2
votes

I'm having some issues setting up Elastic logging in Apache Airflow. Since version 1.10 Elastic logging has been added to the configuration.

When looking at the airflow.cfg file we have two sections related to Elastic:

# Airflow can store logs remotely in AWS S3, Google Cloud Storage or Elastic Search.
# Users must supply an Airflow connection id that provides access to the storage
# location. If remote_logging is set to true, see UPDATING.md for additional
# configuration requirements.
remote_logging = True
remote_log_conn_id =
remote_base_log_folder =
encrypt_s3_logs = False

[elasticsearch]
elasticsearch_host = xxx.xxx.xxx.xxx
elasticsearch_log_id_template = {dag_id}-{task_id}-{execution_date}-{try_number}
elasticsearch_end_of_log_mark = end_of_log


Now I'm not really sure how to set this up. When looking at the airflow_local_settings.py file we can see the following pieces of code:

if REMOTE_LOGGING and REMOTE_BASE_LOG_FOLDER.startswith('s3://'):
        DEFAULT_LOGGING_CONFIG['handlers'].update(REMOTE_HANDLERS['s3'])
elif REMOTE_LOGGING and REMOTE_BASE_LOG_FOLDER.startswith('gs://'):
        DEFAULT_LOGGING_CONFIG['handlers'].update(REMOTE_HANDLERS['gcs'])
elif REMOTE_LOGGING and REMOTE_BASE_LOG_FOLDER.startswith('wasb'):
        DEFAULT_LOGGING_CONFIG['handlers'].update(REMOTE_HANDLERS['wasb'])
elif REMOTE_LOGGING and ELASTICSEARCH_HOST:
        DEFAULT_LOGGING_CONFIG['handlers'].update(REMOTE_HANDLERS['elasticsearch'])

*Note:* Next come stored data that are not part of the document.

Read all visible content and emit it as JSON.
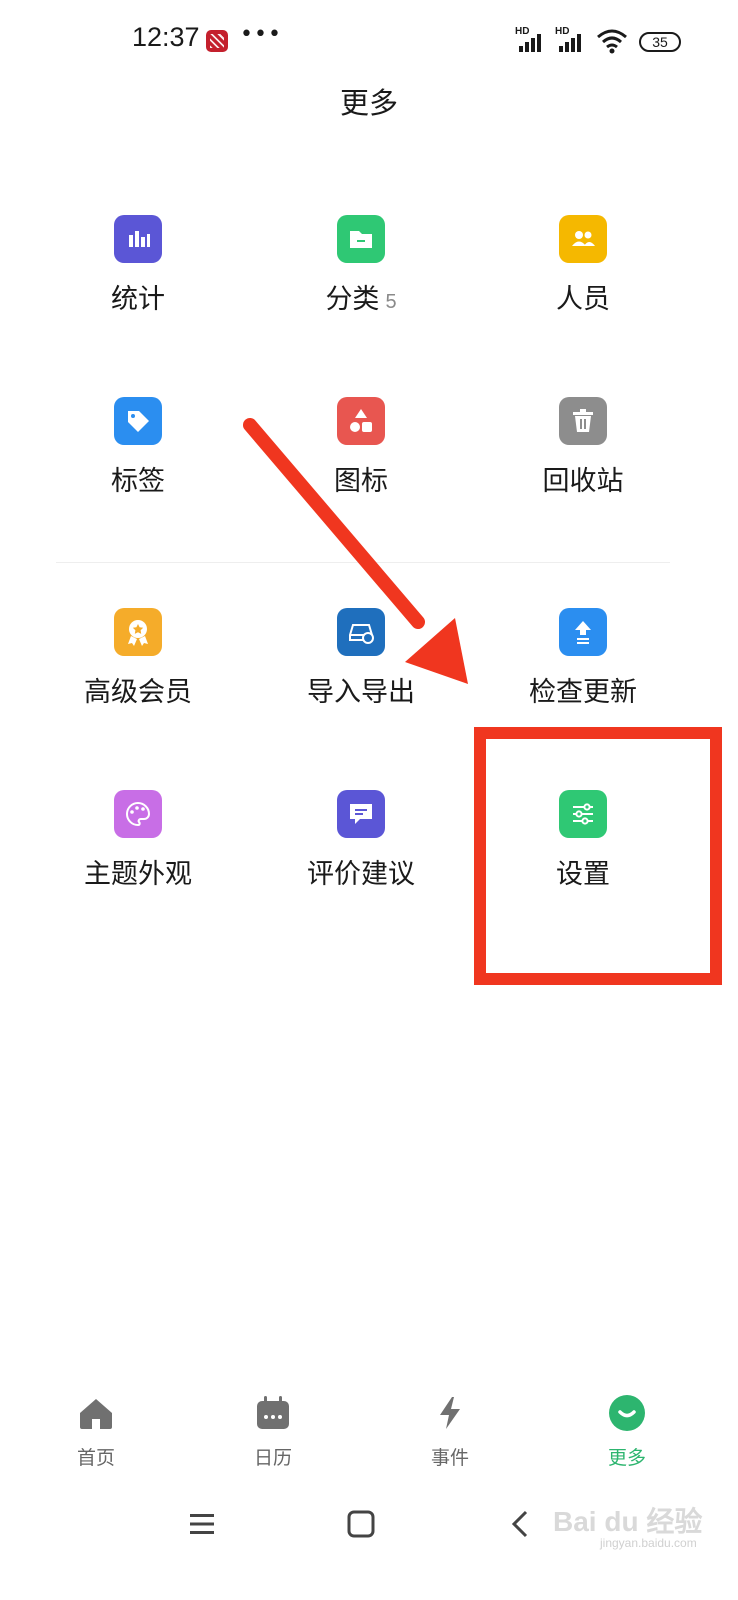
{
  "status_bar": {
    "time": "12:37",
    "dots": "•••",
    "battery": "35",
    "signal_label_1": "HD",
    "signal_label_2": "HD"
  },
  "header": {
    "title": "更多"
  },
  "grid": {
    "items": [
      {
        "label": "统计",
        "icon": "bar-chart-icon",
        "color": "#5b56d6"
      },
      {
        "label": "分类",
        "count": "5",
        "icon": "folder-icon",
        "color": "#2fc874"
      },
      {
        "label": "人员",
        "icon": "people-icon",
        "color": "#f5b800"
      },
      {
        "label": "标签",
        "icon": "tag-icon",
        "color": "#2b8ef0"
      },
      {
        "label": "图标",
        "icon": "shapes-icon",
        "color": "#e85650"
      },
      {
        "label": "回收站",
        "icon": "trash-icon",
        "color": "#8d8d8d"
      },
      {
        "label": "高级会员",
        "icon": "award-icon",
        "color": "#f5ac2a"
      },
      {
        "label": "导入导出",
        "icon": "import-export-icon",
        "color": "#1f6fbd"
      },
      {
        "label": "检查更新",
        "icon": "upload-icon",
        "color": "#2b8ef0"
      },
      {
        "label": "主题外观",
        "icon": "palette-icon",
        "color": "#c86ee6"
      },
      {
        "label": "评价建议",
        "icon": "feedback-icon",
        "color": "#5b56d6"
      },
      {
        "label": "设置",
        "icon": "sliders-icon",
        "color": "#2fc874"
      }
    ]
  },
  "annotation": {
    "color": "#f0361f"
  },
  "bottom_nav": {
    "items": [
      {
        "label": "首页",
        "icon": "home-icon"
      },
      {
        "label": "日历",
        "icon": "calendar-icon"
      },
      {
        "label": "事件",
        "icon": "lightning-icon"
      },
      {
        "label": "更多",
        "icon": "more-icon",
        "active": true
      }
    ],
    "active_color": "#2db56f"
  },
  "system_nav": {
    "icons": [
      "menu-icon",
      "home-square-icon",
      "back-icon"
    ]
  },
  "watermark": {
    "text": "Bai du 经验",
    "sub": "jingyan.baidu.com"
  }
}
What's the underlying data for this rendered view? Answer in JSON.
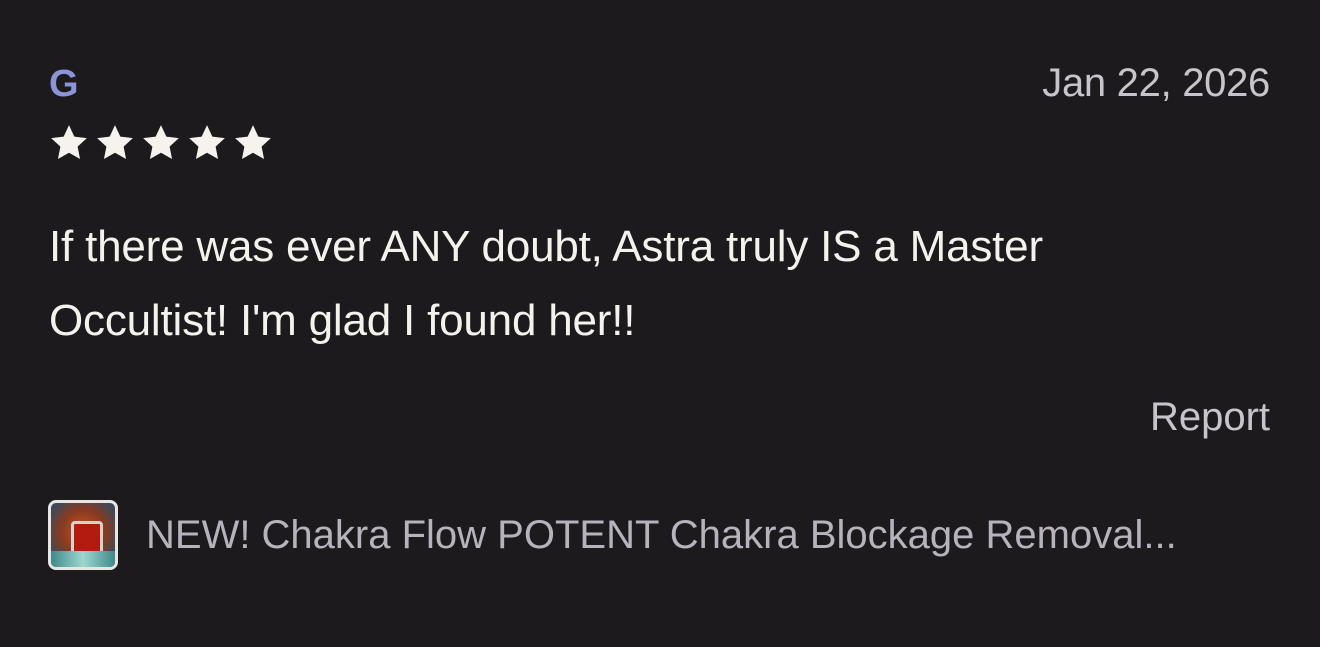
{
  "review": {
    "author": "G",
    "date": "Jan 22, 2026",
    "rating": 5,
    "rating_max": 5,
    "text": "If there was ever ANY doubt, Astra truly IS a Master Occultist! I'm glad I found her!!",
    "report_label": "Report"
  },
  "product": {
    "title": "NEW! Chakra Flow POTENT Chakra Blockage Removal..."
  },
  "icons": {
    "star": "star-icon",
    "thumbnail": "product-thumbnail"
  },
  "colors": {
    "background": "#1c1a1d",
    "author": "#8b95d6",
    "star": "#f6f3ee",
    "text": "#f5f2ee",
    "muted": "#c9c4cc"
  }
}
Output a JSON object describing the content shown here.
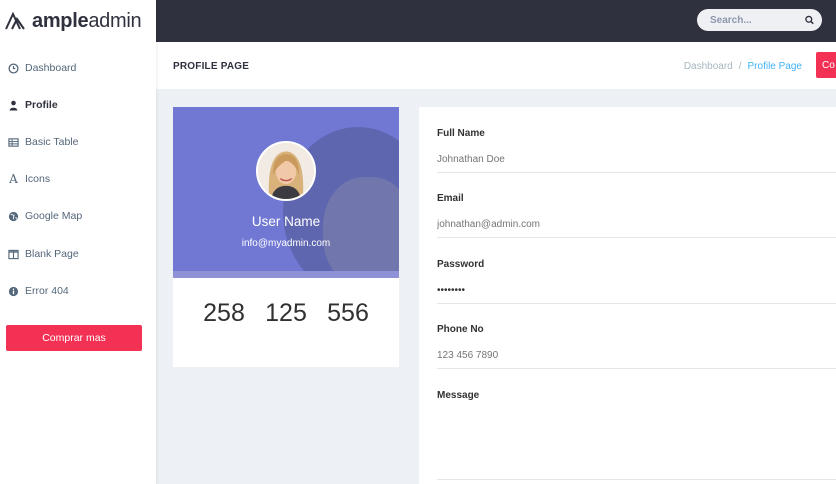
{
  "brand": {
    "bold": "ample",
    "light": "admin"
  },
  "sidebar": {
    "items": [
      {
        "label": "Dashboard",
        "icon": "clock-icon"
      },
      {
        "label": "Profile",
        "icon": "user-icon"
      },
      {
        "label": "Basic Table",
        "icon": "table-icon"
      },
      {
        "label": "Icons",
        "icon": "font-icon"
      },
      {
        "label": "Google Map",
        "icon": "globe-icon"
      },
      {
        "label": "Blank Page",
        "icon": "columns-icon"
      },
      {
        "label": "Error 404",
        "icon": "info-icon"
      }
    ],
    "active_index": 1,
    "cta_label": "Comprar mas"
  },
  "topbar": {
    "search_placeholder": "Search..."
  },
  "titlebar": {
    "title": "PROFILE PAGE",
    "breadcrumb": [
      "Dashboard",
      "Profile Page"
    ],
    "separator": "/",
    "button_label": "Co"
  },
  "profile": {
    "name": "User Name",
    "email": "info@myadmin.com",
    "stats": [
      "258",
      "125",
      "556"
    ]
  },
  "form": {
    "full_name": {
      "label": "Full Name",
      "placeholder": "Johnathan Doe"
    },
    "email": {
      "label": "Email",
      "placeholder": "johnathan@admin.com"
    },
    "password": {
      "label": "Password",
      "value": "password"
    },
    "phone": {
      "label": "Phone No",
      "placeholder": "123 456 7890"
    },
    "message": {
      "label": "Message",
      "placeholder": ""
    }
  },
  "colors": {
    "sidebar_bg": "#ffffff",
    "topbar_bg": "#2f323e",
    "accent": "#f33155",
    "profile_bg": "#7178d4",
    "link_active": "#41b3f9",
    "page_bg": "#edf1f5"
  }
}
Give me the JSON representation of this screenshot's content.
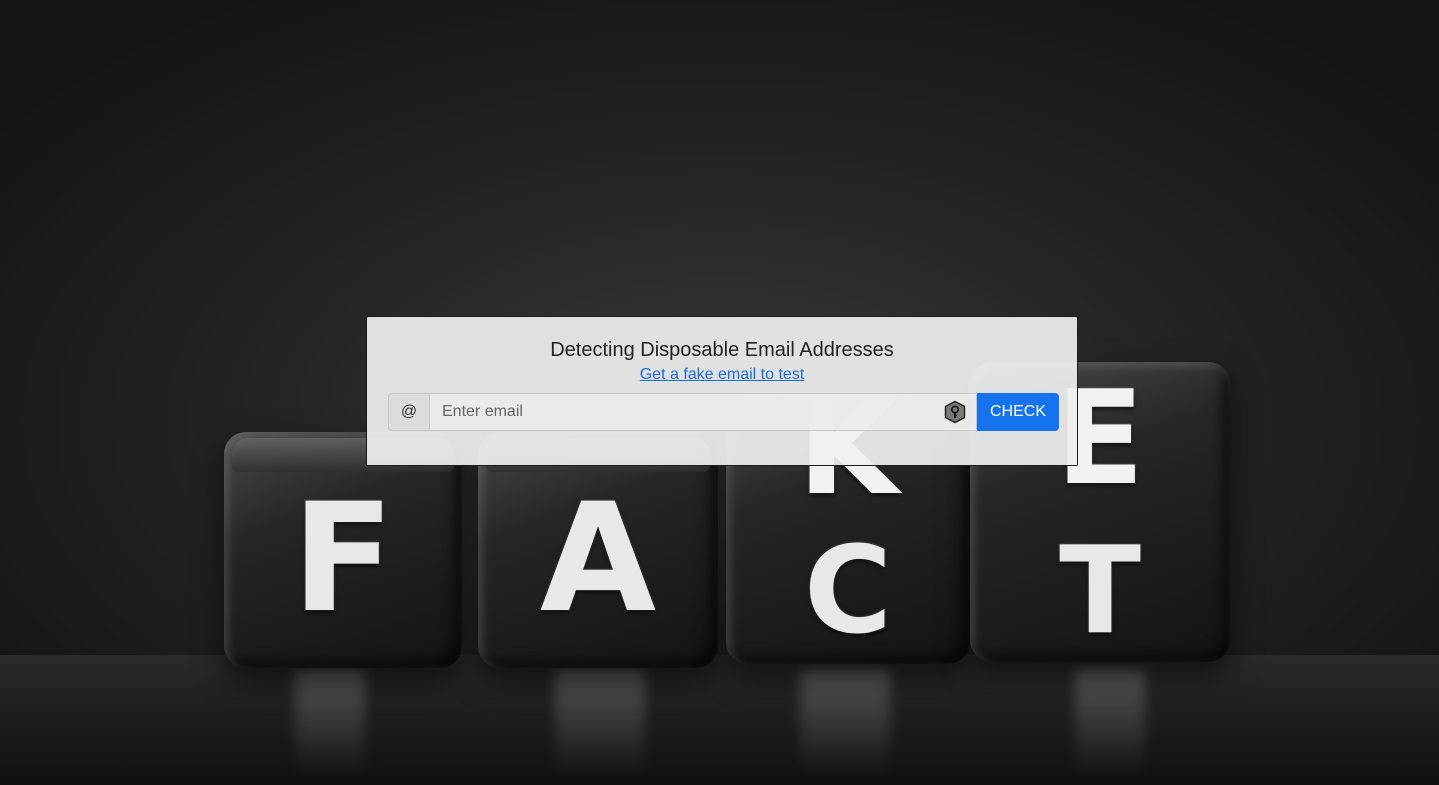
{
  "background": {
    "dice_letters": [
      "F",
      "A",
      "C",
      "T"
    ],
    "dice_top_letters": [
      "K",
      "E"
    ]
  },
  "card": {
    "title": "Detecting Disposable Email Addresses",
    "fake_email_link": "Get a fake email to test",
    "at_symbol": "@",
    "email_placeholder": "Enter email",
    "email_value": "",
    "check_label": "CHECK"
  },
  "colors": {
    "accent": "#1673ee",
    "link": "#1a6ed8"
  },
  "icons": {
    "password_manager": "key-hexagon-icon"
  }
}
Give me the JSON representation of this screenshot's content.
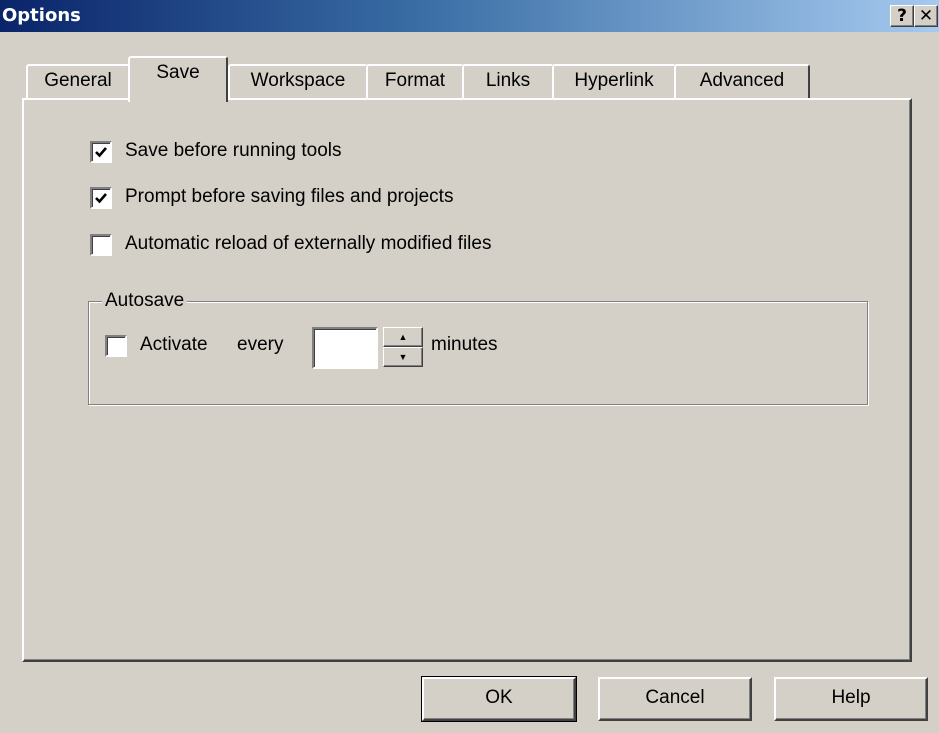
{
  "window": {
    "title": "Options",
    "help_glyph": "?",
    "close_glyph": "✕"
  },
  "tabs": [
    {
      "label": "General"
    },
    {
      "label": "Save"
    },
    {
      "label": "Workspace"
    },
    {
      "label": "Format"
    },
    {
      "label": "Links"
    },
    {
      "label": "Hyperlink"
    },
    {
      "label": "Advanced"
    }
  ],
  "active_tab": "Save",
  "save": {
    "options": [
      {
        "label": "Save before running tools",
        "checked": true
      },
      {
        "label": "Prompt before saving files and projects",
        "checked": true
      },
      {
        "label": "Automatic reload of externally modified files",
        "checked": false
      }
    ],
    "autosave": {
      "group_title": "Autosave",
      "activate_label": "Activate",
      "activate_checked": false,
      "every_label": "every",
      "minutes_value": "",
      "minutes_label": "minutes",
      "spin_up_glyph": "▲",
      "spin_down_glyph": "▼"
    }
  },
  "buttons": {
    "ok": "OK",
    "cancel": "Cancel",
    "help": "Help"
  },
  "colors": {
    "face": "#d4d0c8",
    "title_start": "#0a246a",
    "title_end": "#a6caf0"
  }
}
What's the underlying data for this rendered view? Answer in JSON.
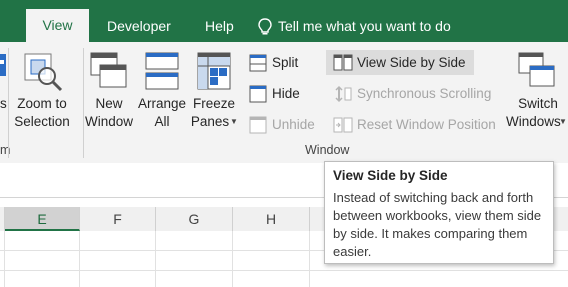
{
  "tabs": {
    "view": "View",
    "developer": "Developer",
    "help": "Help",
    "tell_me": "Tell me what you want to do"
  },
  "ribbon": {
    "zoom_to_selection": [
      "Zoom to",
      "Selection"
    ],
    "new_window": [
      "New",
      "Window"
    ],
    "arrange_all": [
      "Arrange",
      "All"
    ],
    "freeze_panes": [
      "Freeze",
      "Panes"
    ],
    "split": "Split",
    "hide": "Hide",
    "unhide": "Unhide",
    "view_side_by_side": "View Side by Side",
    "synchronous_scrolling": "Synchronous Scrolling",
    "reset_window_position": "Reset Window Position",
    "switch_windows": [
      "Switch",
      "Windows"
    ],
    "window_group_label": "Window",
    "prev_group_fragment": [
      "s",
      "m"
    ]
  },
  "columns": [
    "E",
    "F",
    "G",
    "H"
  ],
  "tooltip": {
    "title": "View Side by Side",
    "body": "Instead of switching back and forth between workbooks, view them side by side. It makes comparing them easier."
  },
  "colors": {
    "accent": "#217346",
    "ribbon_bg": "#f3f3f3",
    "hover_bg": "#dcdcdc"
  }
}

So logically speaking if I set the remote logging to True and put the elastic's host/ip in the elastic section it should work. At the moment no logs are being generated from the airflow instance.

1

1 Answers

1
votes

According to Airflow ElasticsearchTaskHandler doc

    ElasticsearchTaskHandler is a python log handler that
    reads logs from Elasticsearch. Note logs are not directly
    indexed into Elasticsearch. Instead, it flushes logs
    into local files. Additional software setup is required
    to index the log into Elasticsearch, such as using
    Filebeat and Logstash.

Unfortunately this log handler doesn't flush logs to your ES directly.